Roomies by CHRISTINA LAUREN


Christina Lauren’s latest offering is a gorgeous ode to the city itself and its musical theatre industry. Some of the most lively romances I’ve ever read are set in New York Place—a city of dreams and infinite possibilities. This is a story about two people who did everything backwards on their way to falling in love—a sham marriage coming even before their first kiss—but it’s also a story about new beginnings, altruism, family, and finding love in the most unlikely of places, set against the shimmering lights of Broadway. This is the kind of book that you devour in one sitting and then go back to the beginning to make sure you haven’t missed anything, told in Christina Lauren’s confident and fascinating voice.

Holland Bakker, 25, was taken with the excellent busker and his performance from the minute she first heard the stirring tones of an acoustic guitar spilling from a crowded subway platform. Week after week, she’d pass by that station whenever she knew he’d be there, her obsession with the enigmatic musician driving her to take subway excursions she didn’t need simply to hear him play, crouched over his guitar, engrossed in his song. When one of Broadway’s most successful shows loses its lead violinist, the show’s musical director—uncle—begins Holland’s a desperate search for a replacement, Holland realizes she knows someone who would be ideal for the job.

Calvin McLoughlin, like hundreds of other underappreciated artists in New York City, has spent the last four years of his life busking on subway platforms and doing whatever odd jobs came his way in order to make a living. So when the acclaimed musical director of one of Broadway’s most well-known plays invites him to audition, the young Irishman thrills at the chance to show off his skills, despite the fact that his expired immigration status prevents him from accepting a job.

“The answer is obvious, isn’t it? Just have Holland marry the guy. They’ve been dating for months in her head, anyway. Two birds, one stone.”

Holland devises a scheme that would allow Calvin to be in the play while remaining legally in the country, and before anyone has a chance to change her mind, she marries a perfect stranger whose name she’s only known for less than a week.

“So we’d be married, and I’d get to be in the show?” he asks. “Just like that?”
“I think so. You’d have your dream, and Robert would have his new musician.”
“I’d also have a beautiful wife. What would you have? Other than a famous Broadway musician husband, that is.”
He thinks I’m beautiful? I hold his gaze from across the table, not blinking, barely breathing. “I’d get to help my uncle. I owe him so much.”
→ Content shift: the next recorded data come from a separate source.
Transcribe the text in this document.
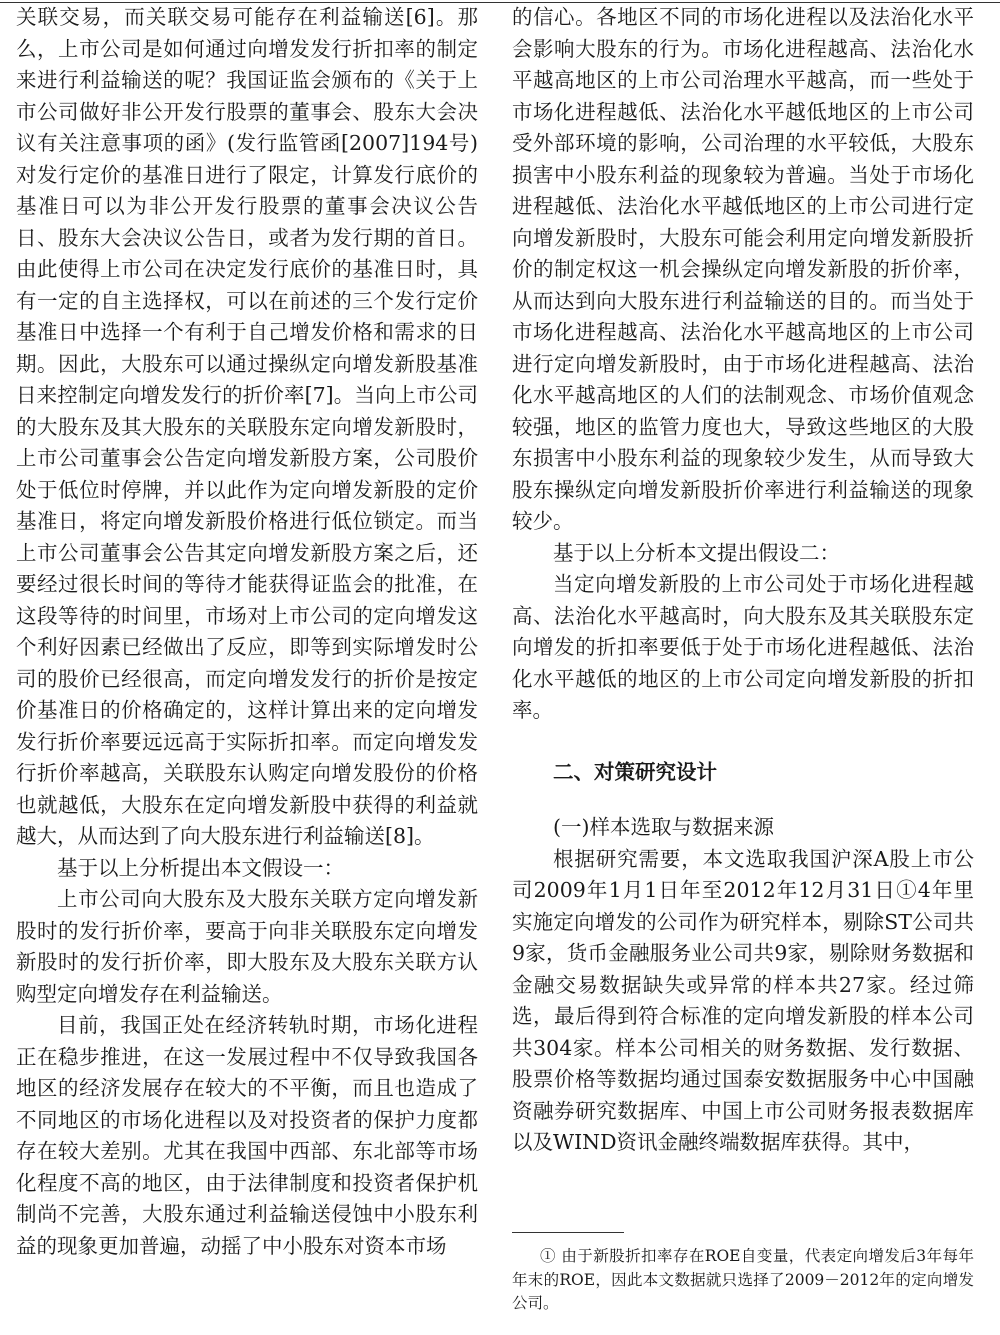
关联交易，而关联交易可能存在利益输送[6]。那么，上市公司是如何通过向增发发行折扣率的制定来进行利益输送的呢？我国证监会颁布的《关于上市公司做好非公开发行股票的董事会、股东大会决议有关注意事项的函》(发行监管函[2007]194号)对发行定价的基准日进行了限定，计算发行底价的基准日可以为非公开发行股票的董事会决议公告日、股东大会决议公告日，或者为发行期的首日。由此使得上市公司在决定发行底价的基准日时，具有一定的自主选择权，可以在前述的三个发行定价基准日中选择一个有利于自己增发价格和需求的日期。因此，大股东可以通过操纵定向增发新股基准日来控制定向增发发行的折价率[7]。当向上市公司的大股东及其大股东的关联股东定向增发新股时，上市公司董事会公告定向增发新股方案，公司股价处于低位时停牌，并以此作为定向增发新股的定价基准日，将定向增发新股价格进行低位锁定。而当上市公司董事会公告其定向增发新股方案之后，还要经过很长时间的等待才能获得证监会的批准，在这段等待的时间里，市场对上市公司的定向增发这个利好因素已经做出了反应，即等到实际增发时公司的股价已经很高，而定向增发发行的折价是按定价基准日的价格确定的，这样计算出来的定向增发发行折价率要远远高于实际折扣率。而定向增发发行折价率越高，关联股东认购定向增发股份的价格也就越低，大股东在定向增发新股中获得的利益就越大，从而达到了向大股东进行利益输送[8]。

基于以上分析提出本文假设一：

上市公司向大股东及大股东关联方定向增发新股时的发行折价率，要高于向非关联股东定向增发新股时的发行折价率，即大股东及大股东关联方认购型定向增发存在利益输送。

目前，我国正处在经济转轨时期，市场化进程正在稳步推进，在这一发展过程中不仅导致我国各地区的经济发展存在较大的不平衡，而且也造成了不同地区的市场化进程以及对投资者的保护力度都存在较大差别。尤其在我国中西部、东北部等市场化程度不高的地区，由于法律制度和投资者保护机制尚不完善，大股东通过利益输送侵蚀中小股东利益的现象更加普遍，动摇了中小股东对资本市场

的信心。各地区不同的市场化进程以及法治化水平会影响大股东的行为。市场化进程越高、法治化水平越高地区的上市公司治理水平越高，而一些处于市场化进程越低、法治化水平越低地区的上市公司受外部环境的影响，公司治理的水平较低，大股东损害中小股东利益的现象较为普遍。当处于市场化进程越低、法治化水平越低地区的上市公司进行定向增发新股时，大股东可能会利用定向增发新股折价的制定权这一机会操纵定向增发新股的折价率，从而达到向大股东进行利益输送的目的。而当处于市场化进程越高、法治化水平越高地区的上市公司进行定向增发新股时，由于市场化进程越高、法治化水平越高地区的人们的法制观念、市场价值观念较强，地区的监管力度也大，导致这些地区的大股东损害中小股东利益的现象较少发生，从而导致大股东操纵定向增发新股折价率进行利益输送的现象较少。

基于以上分析本文提出假设二：

当定向增发新股的上市公司处于市场化进程越高、法治化水平越高时，向大股东及其关联股东定向增发的折扣率要低于处于市场化进程越低、法治化水平越低的地区的上市公司定向增发新股的折扣率。

二、对策研究设计

(一)样本选取与数据来源

根据研究需要，本文选取我国沪深A股上市公司2009年1月1日年至2012年12月31日①4年里实施定向增发的公司作为研究样本，剔除ST公司共9家，货币金融服务业公司共9家，剔除财务数据和金融交易数据缺失或异常的样本共27家。经过筛选，最后得到符合标准的定向增发新股的样本公司共304家。样本公司相关的财务数据、发行数据、股票价格等数据均通过国泰安数据服务中心中国融资融券研究数据库、中国上市公司财务报表数据库以及WIND资讯金融终端数据库获得。其中，

① 由于新股折扣率存在ROE自变量，代表定向增发后3年每年年末的ROE，因此本文数据就只选择了2009－2012年的定向增发公司。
So begins a marriage of convenience between two individuals who literally know nothing about each other, learning about each other while claiming to be in love in front of the entire world. However, sometime along the way, their fictitious marriage becomes very real for them both, and a sweet romance blossoms between them, surprising everyone. But, as Calvin’s career soars, Holland realizes that she’s been on the sidelines of her own life for as long as she can remember, valuing being valuable to others over pursuing her own true passions, and as she watches the man she loves chase and fulfill his dreams, she becomes increasingly aware that she has no vision of her own future.

I have a temporary job, a temporary marriage. Will anything ever be permanent? What the hell am I going to do with my life?

When the fragile trust between them is suddenly threatened by secrets and omissions that put everything they’ve built into question, two strangers who’ve been pretending to know each other well very quickly realise that they might not know one another at all.

I wouldn’t even be in love with me. How can I believe him when he says he is?

In Holland we find a kind, selfless, endearing heroine whose struggle with self-confidence and lack of purpose we can all identify with at some point in our lives, and by remaining in her head throughout the entire story, our connection to her never wavers. That one-sided point of view, however, is also what hindered my understanding of the hero at times, his actions and motivations often difficult to grasp. Their delightful love story is compelling nonetheless, so beautifully multilayered and full of feeling, and Christina Lauren’s bouncy prose holds us captive until the very end.